La psychologie positive

La psychologie positive est l’étude scientifique des forces, du fonctionnement optimal et des déterminants du bien-être.  Ce champ de la psychologie vise à mieux cerner ce qui fait que la vie vaut la peine d’être vécue. Voici quelques thèmes de recherche fréquents dans la documentation scientifique de ce courant :

- Forces de caractère (valeurs en action);

- Espoir et optimisme;

- Sens et engagement;

- Motivation, passion, «flow»;

- Gratitude et émotions positives;

- Bonheur, bien-être, satisfaction, résilience (leurs déterminants);

- Auto-détermination, auto-efficacité;

- Pleine conscience, créativité, sagesse, etc.

On considère que ce mouvement a été officiellement lancé en 1998 par un discours de Martin Seligman, alors président de l’American Psychological Association. Il a soutenu que la psychologie avait consacré trop exclusivement ses efforts sur la maladie mentale, négligeant l'autre extrémité du spectre soit le fonctionnement optimal, le sens et le bonheur. Or, par ses arguments et son influence (création de prix, de fonds de recherche et de revues savantes), Seligman a ouvert la voie à de nombreuses recherches scientifiques dédiées à mieux comprendre la nature et les déterminants de l’épanouissement humain .

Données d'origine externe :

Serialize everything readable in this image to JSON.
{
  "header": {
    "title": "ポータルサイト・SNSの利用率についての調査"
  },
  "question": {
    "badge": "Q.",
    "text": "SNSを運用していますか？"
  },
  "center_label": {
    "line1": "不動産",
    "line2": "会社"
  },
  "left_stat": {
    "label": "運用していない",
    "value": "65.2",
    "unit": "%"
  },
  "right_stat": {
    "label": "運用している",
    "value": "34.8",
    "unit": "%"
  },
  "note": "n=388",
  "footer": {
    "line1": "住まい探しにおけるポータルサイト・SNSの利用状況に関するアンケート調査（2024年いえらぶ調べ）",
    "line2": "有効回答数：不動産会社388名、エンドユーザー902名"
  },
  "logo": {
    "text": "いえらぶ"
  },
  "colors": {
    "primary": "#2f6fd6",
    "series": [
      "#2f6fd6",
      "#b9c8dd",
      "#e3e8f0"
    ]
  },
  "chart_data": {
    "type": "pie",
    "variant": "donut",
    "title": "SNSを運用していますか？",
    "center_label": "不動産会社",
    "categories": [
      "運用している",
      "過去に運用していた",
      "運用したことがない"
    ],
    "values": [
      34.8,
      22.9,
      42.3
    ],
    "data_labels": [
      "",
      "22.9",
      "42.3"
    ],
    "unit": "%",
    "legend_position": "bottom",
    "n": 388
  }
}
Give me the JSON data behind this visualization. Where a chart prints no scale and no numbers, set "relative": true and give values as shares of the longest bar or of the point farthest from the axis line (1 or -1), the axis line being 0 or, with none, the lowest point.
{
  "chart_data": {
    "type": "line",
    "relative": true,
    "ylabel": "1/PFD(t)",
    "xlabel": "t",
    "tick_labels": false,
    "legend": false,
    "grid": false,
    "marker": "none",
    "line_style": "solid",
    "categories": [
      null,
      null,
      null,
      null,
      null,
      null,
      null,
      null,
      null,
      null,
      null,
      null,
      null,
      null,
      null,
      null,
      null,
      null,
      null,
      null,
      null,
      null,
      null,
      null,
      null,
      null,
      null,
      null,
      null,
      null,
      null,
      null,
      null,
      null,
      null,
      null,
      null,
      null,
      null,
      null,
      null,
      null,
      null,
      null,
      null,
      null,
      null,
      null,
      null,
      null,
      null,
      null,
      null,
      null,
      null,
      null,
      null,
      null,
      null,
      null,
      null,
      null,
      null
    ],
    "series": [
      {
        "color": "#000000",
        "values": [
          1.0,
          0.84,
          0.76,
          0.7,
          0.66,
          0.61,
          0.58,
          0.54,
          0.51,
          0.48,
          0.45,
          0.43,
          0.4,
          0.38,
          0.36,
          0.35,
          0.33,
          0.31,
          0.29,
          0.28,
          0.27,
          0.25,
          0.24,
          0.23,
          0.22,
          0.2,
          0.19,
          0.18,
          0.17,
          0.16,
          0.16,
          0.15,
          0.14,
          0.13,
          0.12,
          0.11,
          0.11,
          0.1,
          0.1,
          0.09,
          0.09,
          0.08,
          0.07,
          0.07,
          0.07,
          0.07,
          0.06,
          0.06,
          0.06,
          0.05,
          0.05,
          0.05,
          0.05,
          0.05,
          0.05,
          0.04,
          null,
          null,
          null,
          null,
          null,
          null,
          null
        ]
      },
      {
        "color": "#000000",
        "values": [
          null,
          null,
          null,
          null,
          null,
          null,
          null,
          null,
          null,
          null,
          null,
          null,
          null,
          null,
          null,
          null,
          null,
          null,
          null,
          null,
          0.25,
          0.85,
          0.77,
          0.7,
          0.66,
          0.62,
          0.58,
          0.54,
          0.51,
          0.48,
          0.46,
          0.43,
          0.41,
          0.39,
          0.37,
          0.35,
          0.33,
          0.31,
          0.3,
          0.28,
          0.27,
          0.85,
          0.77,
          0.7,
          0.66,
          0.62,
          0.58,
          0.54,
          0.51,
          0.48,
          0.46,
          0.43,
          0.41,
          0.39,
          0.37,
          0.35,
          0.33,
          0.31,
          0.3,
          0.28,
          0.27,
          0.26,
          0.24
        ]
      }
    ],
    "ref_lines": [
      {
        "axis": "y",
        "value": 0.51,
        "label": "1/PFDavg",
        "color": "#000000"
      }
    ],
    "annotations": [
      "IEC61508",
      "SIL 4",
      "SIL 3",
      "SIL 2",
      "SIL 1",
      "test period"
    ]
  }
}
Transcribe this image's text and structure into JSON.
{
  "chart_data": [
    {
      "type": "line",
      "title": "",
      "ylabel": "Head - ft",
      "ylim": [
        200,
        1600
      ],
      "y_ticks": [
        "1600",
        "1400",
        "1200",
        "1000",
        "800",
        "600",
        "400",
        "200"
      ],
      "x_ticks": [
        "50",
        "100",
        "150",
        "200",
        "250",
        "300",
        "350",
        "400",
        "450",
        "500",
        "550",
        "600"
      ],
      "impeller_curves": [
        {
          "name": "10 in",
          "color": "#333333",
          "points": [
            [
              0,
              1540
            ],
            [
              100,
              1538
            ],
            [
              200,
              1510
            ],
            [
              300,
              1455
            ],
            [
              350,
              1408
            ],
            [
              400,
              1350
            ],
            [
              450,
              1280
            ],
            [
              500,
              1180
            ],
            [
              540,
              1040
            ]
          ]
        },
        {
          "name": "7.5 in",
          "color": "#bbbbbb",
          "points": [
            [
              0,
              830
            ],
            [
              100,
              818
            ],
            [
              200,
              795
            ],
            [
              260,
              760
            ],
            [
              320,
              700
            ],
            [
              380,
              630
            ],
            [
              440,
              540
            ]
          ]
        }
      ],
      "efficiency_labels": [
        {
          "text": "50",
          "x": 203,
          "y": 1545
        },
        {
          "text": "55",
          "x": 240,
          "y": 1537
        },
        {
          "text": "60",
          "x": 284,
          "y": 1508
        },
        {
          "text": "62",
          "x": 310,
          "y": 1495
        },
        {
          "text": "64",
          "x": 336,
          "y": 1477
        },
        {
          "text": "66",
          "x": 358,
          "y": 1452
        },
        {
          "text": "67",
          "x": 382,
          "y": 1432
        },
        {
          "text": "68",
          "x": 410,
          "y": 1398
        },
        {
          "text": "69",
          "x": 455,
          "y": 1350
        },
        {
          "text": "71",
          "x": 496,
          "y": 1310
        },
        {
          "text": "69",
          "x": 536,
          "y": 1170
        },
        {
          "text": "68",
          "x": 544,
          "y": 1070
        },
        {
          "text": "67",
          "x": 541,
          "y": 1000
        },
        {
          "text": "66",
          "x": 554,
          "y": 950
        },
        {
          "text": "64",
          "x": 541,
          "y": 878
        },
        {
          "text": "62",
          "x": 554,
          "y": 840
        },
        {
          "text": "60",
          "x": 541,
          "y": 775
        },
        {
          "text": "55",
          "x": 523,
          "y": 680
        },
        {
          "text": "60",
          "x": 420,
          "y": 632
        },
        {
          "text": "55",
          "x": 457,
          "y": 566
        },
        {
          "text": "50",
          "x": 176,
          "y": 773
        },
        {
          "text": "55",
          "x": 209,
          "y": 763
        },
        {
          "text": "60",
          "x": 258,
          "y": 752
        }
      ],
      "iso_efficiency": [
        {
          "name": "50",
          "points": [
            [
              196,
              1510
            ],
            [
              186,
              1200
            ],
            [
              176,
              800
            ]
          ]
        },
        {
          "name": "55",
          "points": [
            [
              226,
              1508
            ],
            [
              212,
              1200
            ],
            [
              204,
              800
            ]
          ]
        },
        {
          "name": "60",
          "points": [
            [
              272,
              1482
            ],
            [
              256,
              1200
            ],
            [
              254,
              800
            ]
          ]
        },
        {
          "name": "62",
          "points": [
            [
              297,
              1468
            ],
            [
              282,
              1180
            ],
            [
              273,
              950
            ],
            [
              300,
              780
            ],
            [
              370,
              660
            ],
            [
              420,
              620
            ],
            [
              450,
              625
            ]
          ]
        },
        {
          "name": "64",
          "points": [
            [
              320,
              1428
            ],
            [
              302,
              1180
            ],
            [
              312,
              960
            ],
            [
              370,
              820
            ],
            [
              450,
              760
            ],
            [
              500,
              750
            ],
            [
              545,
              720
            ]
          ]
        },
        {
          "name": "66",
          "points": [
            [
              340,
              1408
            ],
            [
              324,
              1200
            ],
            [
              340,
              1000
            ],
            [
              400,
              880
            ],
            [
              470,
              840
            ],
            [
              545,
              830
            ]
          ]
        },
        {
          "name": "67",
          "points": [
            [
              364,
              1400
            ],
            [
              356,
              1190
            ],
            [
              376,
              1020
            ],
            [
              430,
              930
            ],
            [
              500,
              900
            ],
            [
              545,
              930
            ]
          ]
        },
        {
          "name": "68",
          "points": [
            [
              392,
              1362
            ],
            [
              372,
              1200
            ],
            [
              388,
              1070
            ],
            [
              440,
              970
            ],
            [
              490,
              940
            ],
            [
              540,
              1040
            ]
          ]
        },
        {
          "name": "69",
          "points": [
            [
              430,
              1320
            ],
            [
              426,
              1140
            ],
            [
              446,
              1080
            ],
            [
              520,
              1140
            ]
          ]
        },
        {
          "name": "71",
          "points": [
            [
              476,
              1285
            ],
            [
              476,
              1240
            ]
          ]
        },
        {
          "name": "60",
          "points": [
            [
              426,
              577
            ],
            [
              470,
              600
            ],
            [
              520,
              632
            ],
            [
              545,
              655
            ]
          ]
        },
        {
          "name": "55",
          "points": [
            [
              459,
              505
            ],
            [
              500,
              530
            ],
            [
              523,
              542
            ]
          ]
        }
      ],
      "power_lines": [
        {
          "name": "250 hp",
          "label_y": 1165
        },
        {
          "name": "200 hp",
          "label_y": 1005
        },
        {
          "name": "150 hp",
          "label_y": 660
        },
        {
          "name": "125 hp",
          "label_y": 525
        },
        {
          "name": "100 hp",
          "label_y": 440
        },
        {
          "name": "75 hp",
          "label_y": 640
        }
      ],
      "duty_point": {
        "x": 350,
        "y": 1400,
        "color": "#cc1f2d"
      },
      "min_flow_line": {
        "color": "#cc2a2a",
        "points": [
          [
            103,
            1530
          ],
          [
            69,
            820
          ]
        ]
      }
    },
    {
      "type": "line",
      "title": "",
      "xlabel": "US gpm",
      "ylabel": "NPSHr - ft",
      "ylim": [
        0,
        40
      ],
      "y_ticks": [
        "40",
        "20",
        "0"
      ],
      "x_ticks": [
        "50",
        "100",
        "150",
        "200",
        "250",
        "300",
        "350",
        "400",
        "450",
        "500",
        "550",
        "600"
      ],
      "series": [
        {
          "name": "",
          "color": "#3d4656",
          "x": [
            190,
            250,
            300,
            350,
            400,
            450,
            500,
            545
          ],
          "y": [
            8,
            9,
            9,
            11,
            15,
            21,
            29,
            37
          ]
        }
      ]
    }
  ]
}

Près d'une quinzaine d'années après sa création, ce champ continue de se développer et de s’organiser comme en témoigne la mise sur pied en 2007 de l’Association Internationale de Psychologie Positive, en 2009 de l’Association française et francophone de Psychologie Positive et, en 2012 de l’Association Canadienne de Psychologie Positive. Déjà, en 2005, plus de cinquante groupes de recherche impliquant plus de 150 universitaires dans diverses régions du monde s’intéressaient à ces thématiques[6]. Plusieurs dizaines d’universités américaines et européennes dispensent des cours sur la psychologie positive. L’engouement constaté dans les milieux académiques et dans la culture populaire a fait l’objet d’études systématiques récentes.  À titre d’exemple, les recherches scientifiques publiées annuellement sur le bonheur sont passées d’environ 200 pour l’année 1990-91 a plus de 1000 pour l’année 2008-2009.  Pour la résilience, on est passé d'environ 100 à près de 1600 pour les mêmes années.  Pour les forces de caractère, on est passé d'environ 100 à 800 publications, toujours lors de la même période.

S’intéresser à la psychologie positive ne consiste pas à se percevoir ou à observer le monde d’une manière idéalisée, comme au travers de lunettes roses. Il ne s’agit pas non plus de mettre de côté les connaissances acquises sur la souffrance psychique et sur les moyens d’y remédier. On considère plutôt qu’à côté des multiples problèmes et dysfonctionnements individuels et collectifs s’exprime et se développe toute une vie riche de sens et de potentialités. Tout comme il est important d'étudier avec rigueur les pathologies, il faut en faire autant pour mieux cerner les déterminants de l'épanouissement humain et le favoriser.